Keputusan ini bertentangan dengan penetapan 1 Syawal berdasarkan hisab yang sebagian besar menetapkan bahwa 1 syawal jatuh pada hari selasa, 30 Agustus 2011. Hasil hisab menetapkan demikian, karena pada tanggal 29 Agustus 2011, saat matahari terbenam, hilal diperkirakan mencapai ketinggian 4 derajat (markaz Kencong, 8,16° LS / 113,25° BT), sebuah ketinggian yang memungkinkan hilal untuk dirukyah.

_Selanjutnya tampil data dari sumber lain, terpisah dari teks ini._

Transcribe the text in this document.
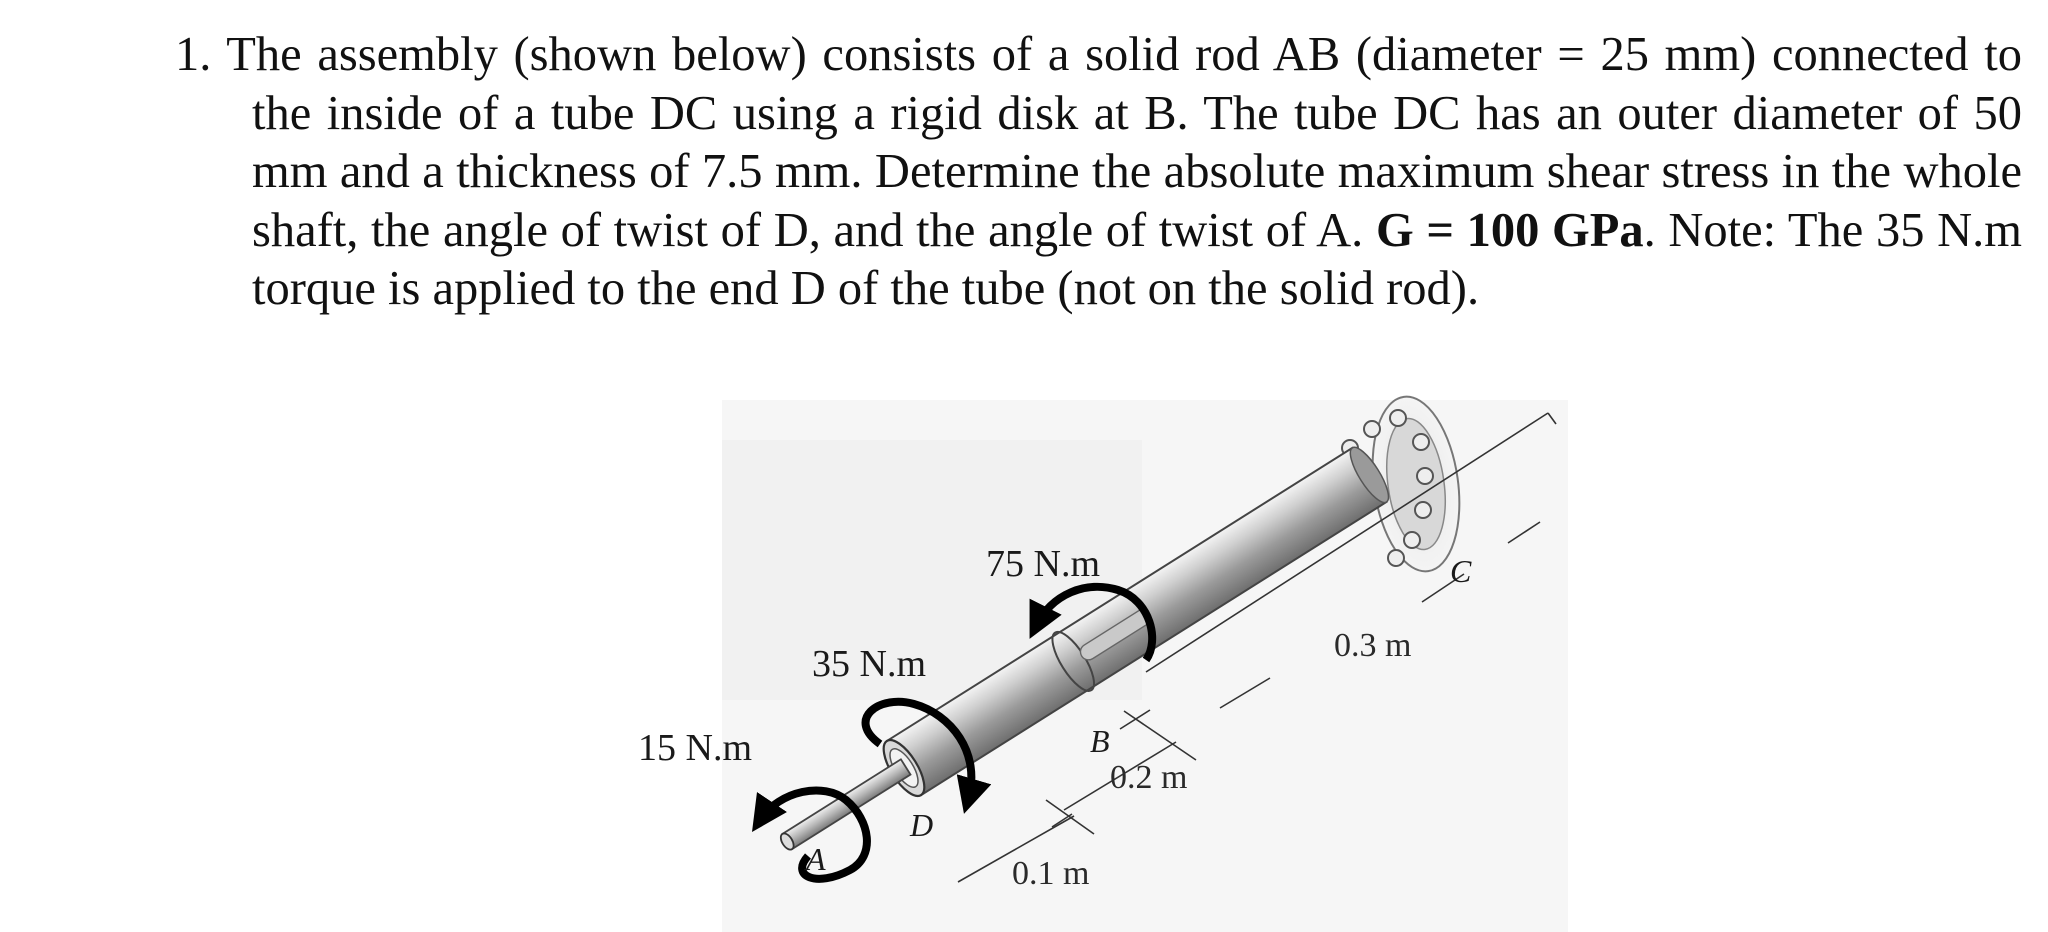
1. The assembly (shown below) consists of a solid rod AB (diameter = 25 mm) connected to the inside of a tube DC using a rigid disk at B. The tube DC has an outer diameter of 50 mm and a thickness of 7.5 mm. Determine the absolute maximum shear stress in the whole shaft, the angle of twist of D, and the angle of twist of A. G = 100 GPa. Note: The 35 N.m torque is applied to the end D of the tube (not on the solid rod).

75 N.m
35 N.m
15 N.m
A
B
C
D
0.3 m
0.2 m
0.1 m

Seperti penetapan awal ramadlan, penetapan awal syawal harus berdasar informasi bahwa hilal telah berhasil dirukyah, dan ini juga berlaku pada bulan-bulan lain, dengan hukum fardlu kifayah. Jika tidak berhasil, maka bulan yang bersangkutan harus disempurnakan 30 hari.
Rasulullah SAW bersabda:
صُومُوا لِرُؤْيَتِهِ وَأَفْطِرُوا لِرُؤْيَتِهِ , فَإِنْ غُمِّيَ عَلَيْكُمْ فَأَكْمِلُوا عِدَّةَ شَعْبَانَ ثَلَاثِينَ
“Berpuasalah karena melihat hilal, dan berbukakah karena melihat hilal. Jika mendung, maka sempurnakanlan bulan Sya’ban menjadi 30 hari”.

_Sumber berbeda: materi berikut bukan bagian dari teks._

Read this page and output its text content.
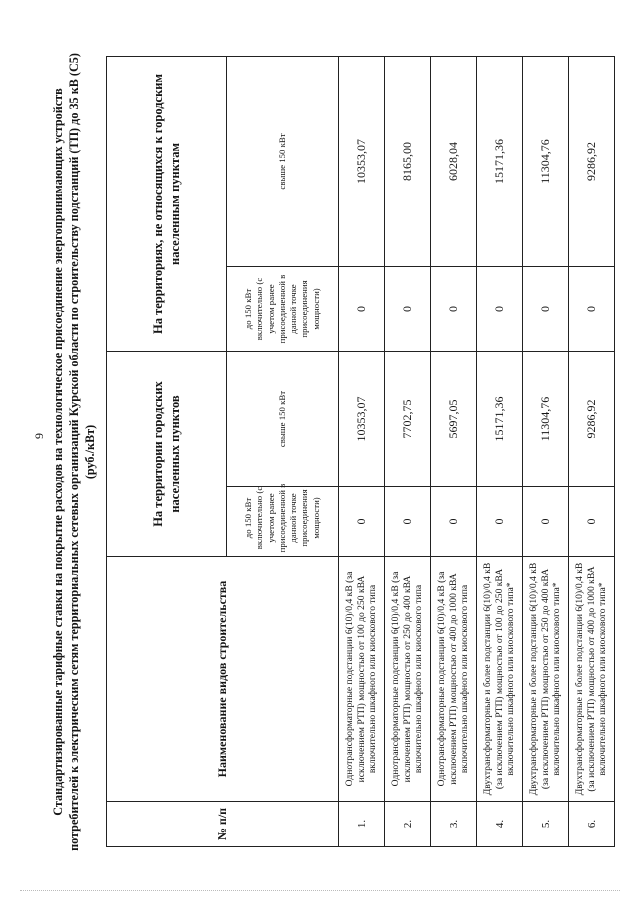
9 Стандартизированные тарифные ставки на покрытие расходов на технологическое присоединение энергопринимающих устройств потребителей к электрическим сетям территориальных сетевых организаций Курской области по строительству подстанций (ТП) до 35 кВ (С5) (руб./кВт)
№ п/п	Наименование видов строительства	На территории городских населенных пунктов		На территориях, не относящихся к городским населенным пунктам	

		до 150 кВт включительно (с учетом ранее присоединенной в данной точке присоединения мощности)	свыше 150 кВт	до 150 кВт включительно (с учетом ранее присоединенной в данной точке присоединения мощности)	свыше 150 кВт
1.	Однотрансформаторные подстанции 6(10)/0,4 кВ (за исключением РТП) мощностью от 100 до 250 кВА включительно шкафного или киоскового типа	0	10353,07	0	10353,07
2.	Однотрансформаторные подстанции 6(10)/0,4 кВ (за исключением РТП) мощностью от 250 до 400 кВА включительно шкафного или киоскового типа	0	7702,75	0	8165,00
3.	Однотрансформаторные подстанции 6(10)/0,4 кВ (за исключением РТП) мощностью от 400 до 1000 кВА включительно шкафного или киоскового типа	0	5697,05	0	6028,04
4.	Двухтрансформаторные и более подстанции 6(10)/0,4 кВ (за исключением РТП) мощностью от 100 до 250 кВА включительно шкафного или киоскового типа*	0	15171,36	0	15171,36
5.	Двухтрансформаторные и более подстанции 6(10)/0,4 кВ (за исключением РТП) мощностью от 250 до 400 кВА включительно шкафного или киоскового типа*	0	11304,76	0	11304,76
6.	Двухтрансформаторные и более подстанции 6(10)/0,4 кВ (за исключением РТП) мощностью от 400 до 1000 кВА включительно шкафного или киоскового типа*	0	9286,92	0	9286,92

Para ulama berbeda pendapat tentang dari berapa orangkah informasi hilal berhasil dirukyah. Jumhur ulama mengatakan bahwa penetapan awal syawal dapat dilakukan hanya dengan berdasar informasi satu orang yang adil. Kalangan Hanafiyah memberikan qayyid bahwa diterimanya informasi seorang yang adil ini, kalau memang keadaan cuaca cerah. Jika tidak, maka dibutuhkan informasi beberapa orang yang mampu menetapkan sebuah keyakinan dan mampu menghilangkan adanya dugaan bahwa informasi yang disampaikan tidak benar.

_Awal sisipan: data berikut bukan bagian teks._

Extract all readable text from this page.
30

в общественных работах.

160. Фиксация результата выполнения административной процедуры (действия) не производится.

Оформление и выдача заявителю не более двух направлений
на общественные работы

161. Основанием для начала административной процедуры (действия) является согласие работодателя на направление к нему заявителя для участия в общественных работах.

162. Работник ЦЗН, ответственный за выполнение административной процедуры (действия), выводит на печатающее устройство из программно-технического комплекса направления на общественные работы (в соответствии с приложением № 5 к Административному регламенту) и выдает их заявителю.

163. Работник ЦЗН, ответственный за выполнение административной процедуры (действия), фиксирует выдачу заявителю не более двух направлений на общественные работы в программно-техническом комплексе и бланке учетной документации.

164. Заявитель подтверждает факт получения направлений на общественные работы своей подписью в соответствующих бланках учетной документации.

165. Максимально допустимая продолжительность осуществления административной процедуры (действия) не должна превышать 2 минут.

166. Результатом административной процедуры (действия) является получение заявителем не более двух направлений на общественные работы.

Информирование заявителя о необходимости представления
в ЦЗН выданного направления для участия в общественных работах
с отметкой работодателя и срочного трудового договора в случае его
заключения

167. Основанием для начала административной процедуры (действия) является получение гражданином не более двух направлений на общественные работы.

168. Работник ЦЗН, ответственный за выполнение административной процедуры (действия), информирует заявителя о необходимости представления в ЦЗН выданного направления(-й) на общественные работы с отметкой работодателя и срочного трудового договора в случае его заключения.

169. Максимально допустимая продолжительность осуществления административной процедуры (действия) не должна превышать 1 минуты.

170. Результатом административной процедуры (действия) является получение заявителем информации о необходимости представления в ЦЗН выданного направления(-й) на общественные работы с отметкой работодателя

Dalil ulama yang memperbolehkan penetapan awal bulan hanya berdasar informasi seorang adil hadits riwayat Abdullan bin Amr RA:
تَرَاءَى النَّاسُ الْهِلَالَ , فَأَخْبَرْت النَّبِيَّ صلى الله عليه وسلم أَنِّي رَأَيْته فَصَامَهُ , وَأَمَرَ النَّاسَ بِصِيَامِهِ
“Manusia melakukan rukyah hilal. Lalu saya mengabarkan kepada Nabi SAW bahwa saya telah melihatnya, maka Nabi berpuasa, dan memerintahkan manusia untuk berpuasa”.
Penetapan Awal Bulan berdasar Hisab
Pada kurun awal hijriyah, umat islam masih mengandalkan rukyah untuk menetapkan awal bulan. Namun di akhir kurun awal ini muncul pendapat penetapan awal bulan dengan metode hisab. Hal ini berpicu dari sebuah lafadz hadits yang dirasa musykil. Hadits itu ialah :
لَا تَصُومُوا حَتَّى تَرَوْا الْهِلَالَ , وَلَا تُفْطِرُوا حَتَّى تَرَوْهُ فَإِنْ غُمَّ عَلَيْكُمْ فَاقْدُرُوا لَهُ
“Jangan kalian berpuasa, kecuali kalian melihat hilal. Dan jangan kalian ifthar kecuali kalian melihat hilal. Jika mendung, maka kira-kirakanlah hilal itu”.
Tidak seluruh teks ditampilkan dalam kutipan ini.